The handle of a floor mop of mass m makes an angle theta with the vertical direction. Let muK be the coefficient of kinetic friction between the mop and the floor and muS be the coefficient of static friction. Neglect the mass of the handle.

a) Find the magnitude of the force F directed along the handle required to slide the mop with uniform velocity across the floor

b) Show that if theta is smaller than a certain angle theta0, the mop cannot be made to slide across the flor no matter how great a force is directed along the handle. What is the angle theta0?

Answers:

So far, I have been able to get a. It's an odd question, so the answers are there in the back of the book. I got the answer for part a:
|F| = MuK *mg / (sin(theta) - MuK *cos(theta))

But I'm still stuck on B. I know that the horizontal component of the force F must be smaller than friction, so |F|sin(theta0) < MuS(mg+|F|cos(theta0).

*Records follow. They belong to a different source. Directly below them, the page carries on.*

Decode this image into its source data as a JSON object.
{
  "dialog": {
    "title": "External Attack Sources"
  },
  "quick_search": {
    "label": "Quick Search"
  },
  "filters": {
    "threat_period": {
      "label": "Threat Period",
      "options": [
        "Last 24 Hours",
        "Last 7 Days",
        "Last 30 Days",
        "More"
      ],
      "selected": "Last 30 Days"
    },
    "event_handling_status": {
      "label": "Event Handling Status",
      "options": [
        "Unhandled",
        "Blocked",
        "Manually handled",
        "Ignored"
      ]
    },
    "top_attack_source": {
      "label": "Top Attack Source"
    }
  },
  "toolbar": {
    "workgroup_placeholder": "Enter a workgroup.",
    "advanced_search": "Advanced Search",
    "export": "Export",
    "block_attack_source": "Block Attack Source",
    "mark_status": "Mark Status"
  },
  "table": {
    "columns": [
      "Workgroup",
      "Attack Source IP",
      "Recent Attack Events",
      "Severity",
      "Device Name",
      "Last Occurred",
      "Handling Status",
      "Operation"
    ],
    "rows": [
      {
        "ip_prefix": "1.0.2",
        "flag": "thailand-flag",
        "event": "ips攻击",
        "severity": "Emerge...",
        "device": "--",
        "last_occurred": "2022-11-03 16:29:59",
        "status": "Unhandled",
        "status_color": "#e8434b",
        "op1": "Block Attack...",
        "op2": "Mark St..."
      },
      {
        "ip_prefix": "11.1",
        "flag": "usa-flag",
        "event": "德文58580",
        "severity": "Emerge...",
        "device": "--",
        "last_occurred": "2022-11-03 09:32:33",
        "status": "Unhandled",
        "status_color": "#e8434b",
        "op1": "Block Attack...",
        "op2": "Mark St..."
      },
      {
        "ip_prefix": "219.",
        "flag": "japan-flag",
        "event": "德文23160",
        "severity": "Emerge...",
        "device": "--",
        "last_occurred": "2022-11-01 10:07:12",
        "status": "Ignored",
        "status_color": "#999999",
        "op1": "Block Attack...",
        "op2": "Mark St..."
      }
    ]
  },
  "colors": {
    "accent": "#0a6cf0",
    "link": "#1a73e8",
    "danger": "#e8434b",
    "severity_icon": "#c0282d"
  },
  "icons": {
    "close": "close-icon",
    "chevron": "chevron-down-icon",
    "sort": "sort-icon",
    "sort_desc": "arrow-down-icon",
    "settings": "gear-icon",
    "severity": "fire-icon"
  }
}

Now, the answer in the back of the book is simply Tan-1(MuS). But the extra MuS*mg is getting in the way. The only solution I see is the claim that because |F|sin(theta0) is so much larger than MuS*m*g, that the mg part of the normal force can be ignored. This allows you to simplify the problem to the answer, but is this right? It seems odd to simply get rid of one of the components.

 

[Doc Al]

Think of it this way: As long as the angle of the mop handle is less than \theta_0, where \tan \theta_0 = \mu, the mop won't slide regardless of its mass. Thus that angle works for any mop with the same \mu. (Of course, as you realize, if you know the mass you can increase that angle a bit.)